欢迎来到 Flax NNX!在本教程中,您将学习如何使用 Flax NNX API 构建和训练一个简单的卷积神经网络 (CNN),以对 MNIST 数据集中的手写数字进行分类。

Flax NNX 是一个基于 JAX 构建的 Python 神经网络库。如果您之前使用过 Flax Linen API,请查阅为什么选择 Flax NNX。您应该对深度学习的主要概念有一定的了解。

让我们开始吧!

1. 安装 Flax#

如果您的 Python 环境中尚未安装 flax,请使用 pip 从 PyPI 安装该软件包(如果您在 Google Colab/Jupyter Notebook 中工作,只需取消下方单元格中的代码注释即可)

# !pip install flax

2. 加载 MNIST 数据集#

首先,您需要加载 MNIST 数据集,然后通过 Tensorflow Datasets (TFDS) 准备训练集和测试集。您需要对图像值进行归一化、对数据进行洗牌并将其划分为批次,并预取样本以提高性能。

import tensorflow_datasets as tfds  # TFDS to download MNIST.
import tensorflow as tf  # TensorFlow / `tf.data` operations.

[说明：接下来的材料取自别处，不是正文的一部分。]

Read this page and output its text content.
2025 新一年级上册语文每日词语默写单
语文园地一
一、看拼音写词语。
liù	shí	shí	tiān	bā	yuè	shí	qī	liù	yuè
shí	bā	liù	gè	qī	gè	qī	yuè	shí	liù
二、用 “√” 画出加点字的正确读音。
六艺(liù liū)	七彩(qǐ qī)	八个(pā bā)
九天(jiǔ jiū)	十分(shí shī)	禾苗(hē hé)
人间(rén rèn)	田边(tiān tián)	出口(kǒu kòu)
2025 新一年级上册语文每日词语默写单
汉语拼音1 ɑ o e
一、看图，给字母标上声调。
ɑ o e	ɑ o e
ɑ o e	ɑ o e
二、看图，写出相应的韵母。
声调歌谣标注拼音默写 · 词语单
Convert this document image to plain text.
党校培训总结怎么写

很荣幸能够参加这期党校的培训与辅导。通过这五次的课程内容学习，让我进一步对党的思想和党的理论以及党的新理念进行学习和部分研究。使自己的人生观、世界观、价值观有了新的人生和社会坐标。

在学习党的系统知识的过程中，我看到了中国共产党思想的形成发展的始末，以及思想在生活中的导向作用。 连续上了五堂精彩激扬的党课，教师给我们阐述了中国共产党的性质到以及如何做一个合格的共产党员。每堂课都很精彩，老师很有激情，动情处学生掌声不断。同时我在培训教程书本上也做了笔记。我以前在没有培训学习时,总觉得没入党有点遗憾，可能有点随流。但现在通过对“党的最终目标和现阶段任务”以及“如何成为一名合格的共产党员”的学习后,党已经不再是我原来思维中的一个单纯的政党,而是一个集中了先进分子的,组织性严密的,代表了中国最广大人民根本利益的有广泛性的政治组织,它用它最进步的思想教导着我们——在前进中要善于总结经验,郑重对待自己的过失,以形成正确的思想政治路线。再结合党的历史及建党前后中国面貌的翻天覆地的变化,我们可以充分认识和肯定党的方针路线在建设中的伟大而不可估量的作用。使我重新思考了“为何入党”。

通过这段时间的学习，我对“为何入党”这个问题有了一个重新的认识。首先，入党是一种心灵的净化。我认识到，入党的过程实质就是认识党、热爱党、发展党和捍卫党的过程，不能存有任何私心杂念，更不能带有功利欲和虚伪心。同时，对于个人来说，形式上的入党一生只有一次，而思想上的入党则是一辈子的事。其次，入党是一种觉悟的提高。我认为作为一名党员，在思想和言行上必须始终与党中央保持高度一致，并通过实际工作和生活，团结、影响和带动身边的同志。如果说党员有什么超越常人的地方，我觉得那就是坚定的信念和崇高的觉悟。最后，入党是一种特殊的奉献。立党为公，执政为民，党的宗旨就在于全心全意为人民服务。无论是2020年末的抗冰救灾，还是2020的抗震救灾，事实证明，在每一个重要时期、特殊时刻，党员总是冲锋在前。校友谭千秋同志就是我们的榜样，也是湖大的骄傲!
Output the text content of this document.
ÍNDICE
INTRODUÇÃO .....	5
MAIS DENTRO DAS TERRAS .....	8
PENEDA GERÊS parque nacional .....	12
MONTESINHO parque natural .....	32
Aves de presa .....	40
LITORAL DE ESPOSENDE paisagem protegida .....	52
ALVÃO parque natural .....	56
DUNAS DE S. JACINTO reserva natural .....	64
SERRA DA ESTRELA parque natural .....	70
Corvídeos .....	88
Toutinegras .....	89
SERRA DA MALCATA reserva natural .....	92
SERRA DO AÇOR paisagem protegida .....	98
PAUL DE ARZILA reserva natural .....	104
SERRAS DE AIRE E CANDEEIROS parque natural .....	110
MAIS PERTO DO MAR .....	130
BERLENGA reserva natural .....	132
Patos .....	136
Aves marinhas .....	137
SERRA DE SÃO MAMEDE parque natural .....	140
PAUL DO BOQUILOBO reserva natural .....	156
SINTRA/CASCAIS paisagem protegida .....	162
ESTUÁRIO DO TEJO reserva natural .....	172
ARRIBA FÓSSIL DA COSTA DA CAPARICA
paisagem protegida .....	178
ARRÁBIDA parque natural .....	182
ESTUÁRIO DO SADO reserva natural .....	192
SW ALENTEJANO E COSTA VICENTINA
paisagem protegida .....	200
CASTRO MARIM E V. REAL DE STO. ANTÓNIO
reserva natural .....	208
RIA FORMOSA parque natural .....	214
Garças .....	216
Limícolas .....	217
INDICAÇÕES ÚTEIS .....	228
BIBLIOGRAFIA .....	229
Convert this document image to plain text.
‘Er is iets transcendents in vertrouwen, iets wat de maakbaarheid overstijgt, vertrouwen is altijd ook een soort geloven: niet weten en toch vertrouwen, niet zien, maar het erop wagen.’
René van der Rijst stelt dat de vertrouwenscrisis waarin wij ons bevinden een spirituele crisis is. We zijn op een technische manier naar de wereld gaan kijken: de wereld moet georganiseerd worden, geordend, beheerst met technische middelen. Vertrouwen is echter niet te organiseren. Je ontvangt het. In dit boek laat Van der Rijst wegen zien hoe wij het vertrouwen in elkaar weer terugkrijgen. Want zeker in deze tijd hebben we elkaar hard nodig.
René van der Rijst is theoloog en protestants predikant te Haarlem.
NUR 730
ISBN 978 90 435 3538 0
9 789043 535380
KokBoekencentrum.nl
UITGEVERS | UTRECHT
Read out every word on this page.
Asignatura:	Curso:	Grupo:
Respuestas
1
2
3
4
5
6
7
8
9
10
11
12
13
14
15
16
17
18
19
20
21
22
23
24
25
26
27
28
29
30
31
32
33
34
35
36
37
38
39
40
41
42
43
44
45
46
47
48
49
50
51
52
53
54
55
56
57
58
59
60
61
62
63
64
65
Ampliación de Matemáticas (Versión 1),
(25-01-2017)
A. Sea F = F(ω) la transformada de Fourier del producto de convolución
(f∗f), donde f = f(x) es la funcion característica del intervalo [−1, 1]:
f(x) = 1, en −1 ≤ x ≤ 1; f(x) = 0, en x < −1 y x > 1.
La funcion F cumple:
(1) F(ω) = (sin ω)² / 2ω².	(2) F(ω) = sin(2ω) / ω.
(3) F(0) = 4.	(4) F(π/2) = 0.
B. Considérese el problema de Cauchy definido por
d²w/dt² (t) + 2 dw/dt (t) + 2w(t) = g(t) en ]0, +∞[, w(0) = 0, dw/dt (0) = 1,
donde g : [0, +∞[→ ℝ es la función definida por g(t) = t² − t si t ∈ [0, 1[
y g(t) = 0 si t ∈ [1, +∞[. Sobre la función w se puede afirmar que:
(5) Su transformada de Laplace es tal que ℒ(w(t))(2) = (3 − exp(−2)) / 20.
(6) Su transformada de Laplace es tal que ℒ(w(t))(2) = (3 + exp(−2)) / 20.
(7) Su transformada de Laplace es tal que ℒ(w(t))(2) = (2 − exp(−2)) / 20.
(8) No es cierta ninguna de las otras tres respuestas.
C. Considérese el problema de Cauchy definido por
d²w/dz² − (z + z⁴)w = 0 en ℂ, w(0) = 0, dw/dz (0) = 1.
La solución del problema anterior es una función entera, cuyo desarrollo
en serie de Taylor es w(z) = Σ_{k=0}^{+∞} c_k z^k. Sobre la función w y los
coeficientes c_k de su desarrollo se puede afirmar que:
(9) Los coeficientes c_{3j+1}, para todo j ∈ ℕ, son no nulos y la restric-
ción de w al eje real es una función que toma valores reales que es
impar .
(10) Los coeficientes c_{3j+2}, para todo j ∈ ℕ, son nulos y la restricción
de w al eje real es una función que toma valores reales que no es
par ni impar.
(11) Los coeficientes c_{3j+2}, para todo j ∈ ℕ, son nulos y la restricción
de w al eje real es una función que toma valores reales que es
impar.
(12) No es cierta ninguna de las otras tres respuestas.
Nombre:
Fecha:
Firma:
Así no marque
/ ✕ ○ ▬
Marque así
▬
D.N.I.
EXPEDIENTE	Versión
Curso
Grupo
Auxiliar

tf.random.set_seed(0)  # Set the random seed for reproducibility.

train_steps = 1200
eval_every = 200
batch_size = 32

train_ds: tf.data.Dataset = tfds.load('mnist', split='train')
test_ds: tf.data.Dataset = tfds.load('mnist', split='test')

train_ds = train_ds.map(
  lambda sample: {
    'image': tf.cast(sample['image'], tf.float32) / 255,
    'label': sample['label'],
  }
)  # normalize train set
test_ds = test_ds.map(
  lambda sample: {
    'image': tf.cast(sample['image'], tf.float32) / 255,
    'label': sample['label'],
  }
)  # Normalize the test set.

# Create a shuffled dataset by allocating a buffer size of 1024 to randomly draw elements from.
train_ds = train_ds.repeat().shuffle(1024)
# Group into batches of `batch_size` and skip incomplete batches, prefetch the next sample to improve latency.
train_ds = train_ds.batch(batch_size, drop_remainder=True).take(train_steps).prefetch(1)
# Group into batches of `batch_size` and skip incomplete batches, prefetch the next sample to improve latency.
test_ds = test_ds.batch(batch_size, drop_remainder=True).prefetch(1)
---------------------------------------------------------------------------
AttributeError                            Traceback (most recent call last)
AttributeError: 'MessageFactory' object has no attribute 'GetPrototype'
---------------------------------------------------------------------------
AttributeError                            Traceback (most recent call last)
AttributeError: 'MessageFactory' object has no attribute 'GetPrototype'
---------------------------------------------------------------------------
AttributeError                            Traceback (most recent call last)
AttributeError: 'MessageFactory' object has no attribute 'GetPrototype'
---------------------------------------------------------------------------
AttributeError                            Traceback (most recent call last)
AttributeError: 'MessageFactory' object has no attribute 'GetPrototype'
---------------------------------------------------------------------------
AttributeError                            Traceback (most recent call last)
AttributeError: 'MessageFactory' object has no attribute 'GetPrototype'

3. 使用 Flax NNX 定义模型#

通过子类化 nnx.Module,使用 Flax NNX 创建一个用于分类的 CNN

from flax import nnx  # The Flax NNX API.
from functools import partial

class CNN(nnx.Module):
  """A simple CNN model."""

  def __init__(self, *, rngs: nnx.Rngs):
    self.conv1 = nnx.Conv(1, 32, kernel_size=(3, 3), rngs=rngs)
    self.conv2 = nnx.Conv(32, 64, kernel_size=(3, 3), rngs=rngs)
    self.avg_pool = partial(nnx.avg_pool, window_shape=(2, 2), strides=(2, 2))
    self.linear1 = nnx.Linear(3136, 256, rngs=rngs)
    self.linear2 = nnx.Linear(256, 10, rngs=rngs)

  def __call__(self, x):
    x = self.avg_pool(nnx.relu(self.conv1(x)))
    x = self.avg_pool(nnx.relu(self.conv2(x)))
    x = x.reshape(x.shape[0], -1)  # flatten
    x = nnx.relu(self.linear1(x))
    x = self.linear2(x)
    return x

# Instantiate the model.
model = CNN(rngs=nnx.Rngs(0))
# Visualize it.
nnx.display(model)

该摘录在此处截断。